O deputado Rogério Correia (PT-MG), que conseguiu aprovar o requerimento para que Tacla Duran seja ouvido na Câmara dos Deputados, disse que a demora se deve à falta de ação na Espanha.
“O que o pessoal do DRCI fala é que já cumpriram tudo e que agora depende da Espanha. Mas a Espanha está com uma má vontade danada. Houve muita ingerência nisso. Moro faz ingerência direta lá. Com essa pressão, a má vontade na Espanha é muito grande. Segundo eles, o que precisava, no STF, já foi feito e enviado. É o que o DRCI fala.”
Se a Espanha não cumpre o acordo de cooperação, o dever do DRCI é cobrar.
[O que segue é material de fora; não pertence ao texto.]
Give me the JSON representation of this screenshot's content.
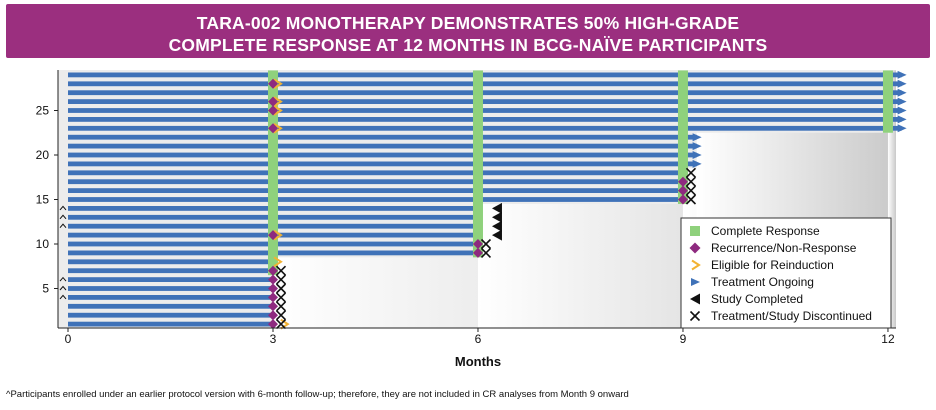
{
  "header": {
    "title_line1": "TARA-002 MONOTHERAPY DEMONSTRATES 50% HIGH-GRADE",
    "title_line2": "COMPLETE RESPONSE AT 12 MONTHS IN BCG-NAÏVE PARTICIPANTS"
  },
  "footnote": "^Participants enrolled under an earlier protocol version with 6-month follow-up; therefore, they are not included in CR analyses from Month 9 onward",
  "colors": {
    "banner": "#9b2f7f",
    "bar": "#3f72b8",
    "complete_response": "#8fd17c",
    "recurrence": "#8e2a7f",
    "reinduction": "#f2b233",
    "ongoing": "#3f72b8",
    "completed": "#111111",
    "discontinued": "#111111"
  },
  "chart_data": {
    "type": "swimmer",
    "title": "TARA-002 MONOTHERAPY DEMONSTRATES 50% HIGH-GRADE COMPLETE RESPONSE AT 12 MONTHS IN BCG-NAÏVE PARTICIPANTS",
    "xlabel": "Months",
    "ylabel": "",
    "xlim": [
      0,
      12.15
    ],
    "ylim": [
      0,
      30
    ],
    "xticks": [
      0,
      3,
      6,
      9,
      12
    ],
    "yticks": [
      5,
      10,
      15,
      20,
      25
    ],
    "grid": false,
    "legend_position": "bottom-right",
    "legend": [
      {
        "marker": "square",
        "label": "Complete Response"
      },
      {
        "marker": "diamond",
        "label": "Recurrence/Non-Response"
      },
      {
        "marker": "chevron",
        "label": "Eligible for Reinduction"
      },
      {
        "marker": "triangle-right",
        "label": "Treatment Ongoing"
      },
      {
        "marker": "triangle-left",
        "label": "Study Completed"
      },
      {
        "marker": "x",
        "label": "Treatment/Study Discontinued"
      }
    ],
    "participants": [
      {
        "id": 1,
        "end": 3,
        "cr": [],
        "recurrence": 3,
        "reinduction": 3.1,
        "event": "discontinued",
        "caret": false
      },
      {
        "id": 2,
        "end": 3,
        "cr": [],
        "recurrence": 3,
        "reinduction": null,
        "event": "discontinued",
        "caret": false
      },
      {
        "id": 3,
        "end": 3,
        "cr": [],
        "recurrence": 3,
        "reinduction": null,
        "event": "discontinued",
        "caret": false
      },
      {
        "id": 4,
        "end": 3,
        "cr": [],
        "recurrence": 3,
        "reinduction": null,
        "event": "discontinued",
        "caret": true
      },
      {
        "id": 5,
        "end": 3,
        "cr": [],
        "recurrence": 3,
        "reinduction": null,
        "event": "discontinued",
        "caret": true
      },
      {
        "id": 6,
        "end": 3,
        "cr": [],
        "recurrence": 3,
        "reinduction": null,
        "event": "discontinued",
        "caret": true
      },
      {
        "id": 7,
        "end": 3,
        "cr": [
          3
        ],
        "recurrence": 3,
        "reinduction": null,
        "event": "discontinued",
        "caret": false
      },
      {
        "id": 8,
        "end": 3,
        "cr": [
          3
        ],
        "recurrence": null,
        "reinduction": 3,
        "event": null,
        "caret": false
      },
      {
        "id": 9,
        "end": 6,
        "cr": [
          3,
          6
        ],
        "recurrence": 6,
        "reinduction": null,
        "event": "discontinued",
        "caret": false
      },
      {
        "id": 10,
        "end": 6,
        "cr": [
          3,
          6
        ],
        "recurrence": 6,
        "reinduction": null,
        "event": "discontinued",
        "caret": false
      },
      {
        "id": 11,
        "end": 6,
        "cr": [
          3,
          6
        ],
        "recurrence": 3,
        "reinduction": 3,
        "event": "completed",
        "caret": false
      },
      {
        "id": 12,
        "end": 6,
        "cr": [
          3,
          6
        ],
        "recurrence": null,
        "reinduction": null,
        "event": "completed",
        "caret": true
      },
      {
        "id": 13,
        "end": 6,
        "cr": [
          3,
          6
        ],
        "recurrence": null,
        "reinduction": null,
        "event": "completed",
        "caret": true
      },
      {
        "id": 14,
        "end": 6,
        "cr": [
          3,
          6
        ],
        "recurrence": null,
        "reinduction": null,
        "event": "completed",
        "caret": true
      },
      {
        "id": 15,
        "end": 9,
        "cr": [
          3,
          6,
          9
        ],
        "recurrence": 9,
        "reinduction": null,
        "event": "discontinued",
        "caret": false
      },
      {
        "id": 16,
        "end": 9,
        "cr": [
          3,
          6,
          9
        ],
        "recurrence": 9,
        "reinduction": null,
        "event": "discontinued",
        "caret": false
      },
      {
        "id": 17,
        "end": 9,
        "cr": [
          3,
          6,
          9
        ],
        "recurrence": 9,
        "reinduction": null,
        "event": "discontinued",
        "caret": false
      },
      {
        "id": 18,
        "end": 9,
        "cr": [
          3,
          6,
          9
        ],
        "recurrence": null,
        "reinduction": null,
        "event": "discontinued",
        "caret": false
      },
      {
        "id": 19,
        "end": 9.2,
        "cr": [
          3,
          6,
          9
        ],
        "recurrence": null,
        "reinduction": null,
        "event": "ongoing",
        "caret": false
      },
      {
        "id": 20,
        "end": 9.2,
        "cr": [
          3,
          6,
          9
        ],
        "recurrence": null,
        "reinduction": null,
        "event": "ongoing",
        "caret": false
      },
      {
        "id": 21,
        "end": 9.2,
        "cr": [
          3,
          6,
          9
        ],
        "recurrence": null,
        "reinduction": null,
        "event": "ongoing",
        "caret": false
      },
      {
        "id": 22,
        "end": 9.2,
        "cr": [
          3,
          6,
          9
        ],
        "recurrence": null,
        "reinduction": null,
        "event": "ongoing",
        "caret": false
      },
      {
        "id": 23,
        "end": 12.2,
        "cr": [
          3,
          6,
          9,
          12
        ],
        "recurrence": 3,
        "reinduction": 3,
        "event": "ongoing",
        "caret": false
      },
      {
        "id": 24,
        "end": 12.2,
        "cr": [
          3,
          6,
          9,
          12
        ],
        "recurrence": null,
        "reinduction": null,
        "event": "ongoing",
        "caret": false
      },
      {
        "id": 25,
        "end": 12.2,
        "cr": [
          3,
          6,
          9,
          12
        ],
        "recurrence": 3,
        "reinduction": 3,
        "event": "ongoing",
        "caret": false
      },
      {
        "id": 26,
        "end": 12.2,
        "cr": [
          3,
          6,
          9,
          12
        ],
        "recurrence": 3,
        "reinduction": 3,
        "event": "ongoing",
        "caret": false
      },
      {
        "id": 27,
        "end": 12.2,
        "cr": [
          3,
          6,
          9,
          12
        ],
        "recurrence": null,
        "reinduction": null,
        "event": "ongoing",
        "caret": false
      },
      {
        "id": 28,
        "end": 12.2,
        "cr": [
          3,
          6,
          9,
          12
        ],
        "recurrence": 3,
        "reinduction": 3,
        "event": "ongoing",
        "caret": false
      },
      {
        "id": 29,
        "end": 12.2,
        "cr": [
          3,
          6,
          9,
          12
        ],
        "recurrence": null,
        "reinduction": null,
        "event": "ongoing",
        "caret": false
      }
    ]
  }
}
Arruda Botelho é considerado um quadro importante do meio jurídico brasileiro e se destacou como comentarista da CNN. Com classe, inteligência e muito conhecimento jurídico, Arruda Botelho desmontava os argumentos do extremista de direita Caio Coppolla.
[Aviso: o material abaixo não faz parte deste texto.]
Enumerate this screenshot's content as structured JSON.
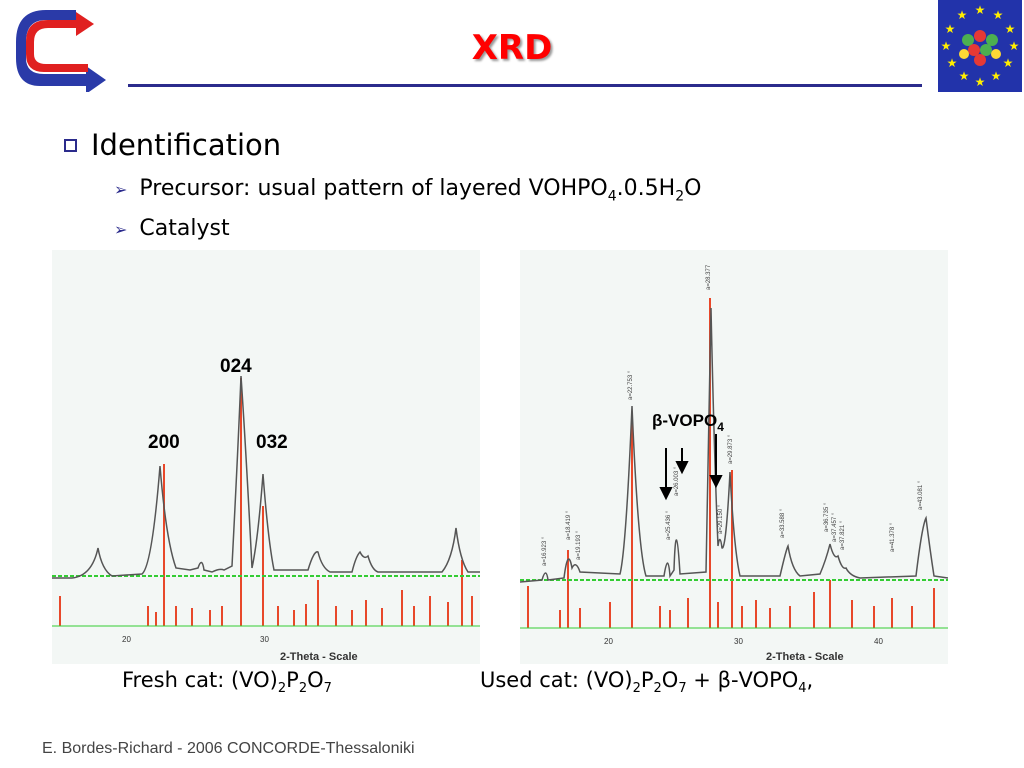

No caso Tacla Duran e Odebrecht, porém, há uma brecha para que Arruda Botelho possa ser criticado, já que, no passado, integrou uma banca de advocacia que, mais tarde, viria a se juntar com com um escritório que defende delatores da Odebrecht e que estão preocupados com a decisão de Toffoli.
No dia 15 de junho, quando Eduardo Appio já estava afastado e sem resultado efetivo para os pedidos formais que fez também ao secretário nacional de Justiça, Arruda Botelho, Toffoli determinou que o DRCI tomasse as providências para que Tacla Duran viesse ao Brasil, com segurança. Até agora, também não houve resultado efetivo.
Um dos delatores defendidos pela advogada Paula Sion de Souza Naves, que viria a se juntar ao escritório de Dora Cavalcanti – onde Arruda Botelho foi sócio –, é o ex-diretor da Odebrecht Luiz Eduardo da Rocha Soares, irmão de Paulo Sérgio da Rocha Soares, o especialista em informática que administrava o sistema de comunicação da Odebrecht conhecido como Drousys e também o de contabilidade, My Web Day.
Os sistemas foram hospedados em provedores da Suíça e também da Suécia, e foi Paulo Sérgio da Rocha Soares que baixou e entregou os arquivos apresentados pela Odebrecht como provas. Se são imprestáveis, Paulo Sérgio da Rocha Soares poderá ser responsabilizado.
Se Tacla Duran não fala a verdade sobre a fraude dos arquivos, como já disseram informalmente advogados dos irmãos Rocha Soares, a vinda dele ao Brasil será uma excelente oportunidade para fazer demonstração.
O que não pode é pressionar autoridades para que o ex-prestador de serviços da Odebrecht seja impedido de vir ao Brasil e, com liberdade e todas as garantias de testemunha protegida, preste depoimento, na Justiça, na Polícia Federal e também no Congresso Nacional.